The problem with ZIM is that the lows weren’t reached until the beginning of the second quarter. Whatever the container shipping company reports in the first quarter, the numbers are only going to get worse in the second quarter and possibly in the third quarter.
Apparently, not many analysts are forecasting the quarterly numbers on ZIM, but the consensus from 2 analysts is a much bigger loss in the second quarter. In total, those quarterly losses are just $1.60 for 2023 while the average of 6 analysts have annual forecasts predicting a much larger loss of $2.54 per share.
Source: Finding Alpha
The implication is that the quarterly numbers above are likely to be much worse. The average analyst actually expects an additional loss of approximately $0.25 per quarter through 2023.
Remember, ZIM still plans to acquire new premises over the next two years up to 41 ships with 58 renewal charters over 2023 and 2024. It will hit the market whether ZIM markets it or anyone else.
On our Q4 ’22 earnings call, CEO Eli Glickman was clear that vessels chartered from tonnage providers were at rates that would only be held with renewals at lower rates:
Now, when we look at the ships that will be refurbished, in ’23 and ’24, that’s obviously 50 ships, most of which is very likely, depending on what the market does, but if market conditions remain difficult, most of those ships will be delivered. We do not intend to break any of our obligations, to any of the payload providers, we will make a decision to redeliver the payload when we have the capacity to do so, or engage early on with some payload providers to discuss a possible extension. , if we think and at a lower rateobviously, if we think this indicates overuse for us any longer.
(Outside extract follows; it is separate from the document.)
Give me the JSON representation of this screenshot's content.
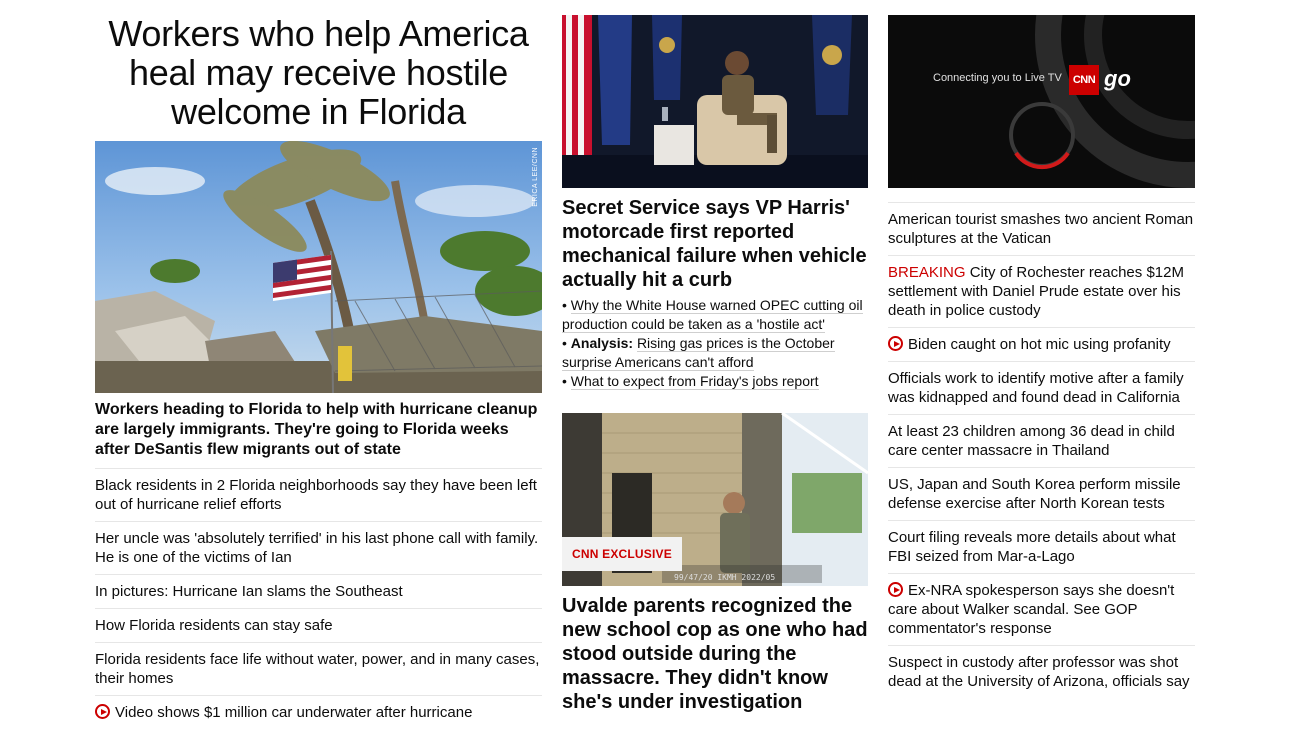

Just last month, ZIM announced the commissioning of two new LNG-powered vessels in a market where demand is low. The container shipping company has commissioned these vessels under a long-term charter agreement with Seaspan at prices that are unlikely to be favorable to ZIM at this point given that deals were signed back in February 2021.
Lots of bulls
The amazing part of ZIM’s story is how optimistic shareholders are in search of Alpha. Since Stone Fox Capital wrote the bearish article in early April, the last 6 articles from 5 different contributors have been optimistic.
Source: Finding Alpha
As noted above, ZIM is set to report the Q1 loss the start of a long streak of big losses in the coming years. Most investors buy this stock for the dividend and it seems unlikely that the company will pay a dividend with an operating loss.
ZIM was guided by 2023 adjusted EBIT between the $100 and $500 million range, giving investors hope. As discussed before, the company was very optimistic about higher freight rates in the second half of the year and that remains unlikely.
Today only , foot locker (FL) High inventory level highlighted lowering financial targets. The shoe retailer will certainly reduce the demand for additional shipments of the likes Nike (NKE) next year. Foot Locker with sales and inventory down 25% doesn’t provide an ideal time to forecast a rebound in container freight rates.
away
The investor’s main takeaway is that a lot of investors still look bullish on ZIM even though the company doesn’t expect to report a profit for several years. The core investor base expects a dividend, and the container shipping company’s shift to losses could unleash the remaining bulls who expect additional dividends.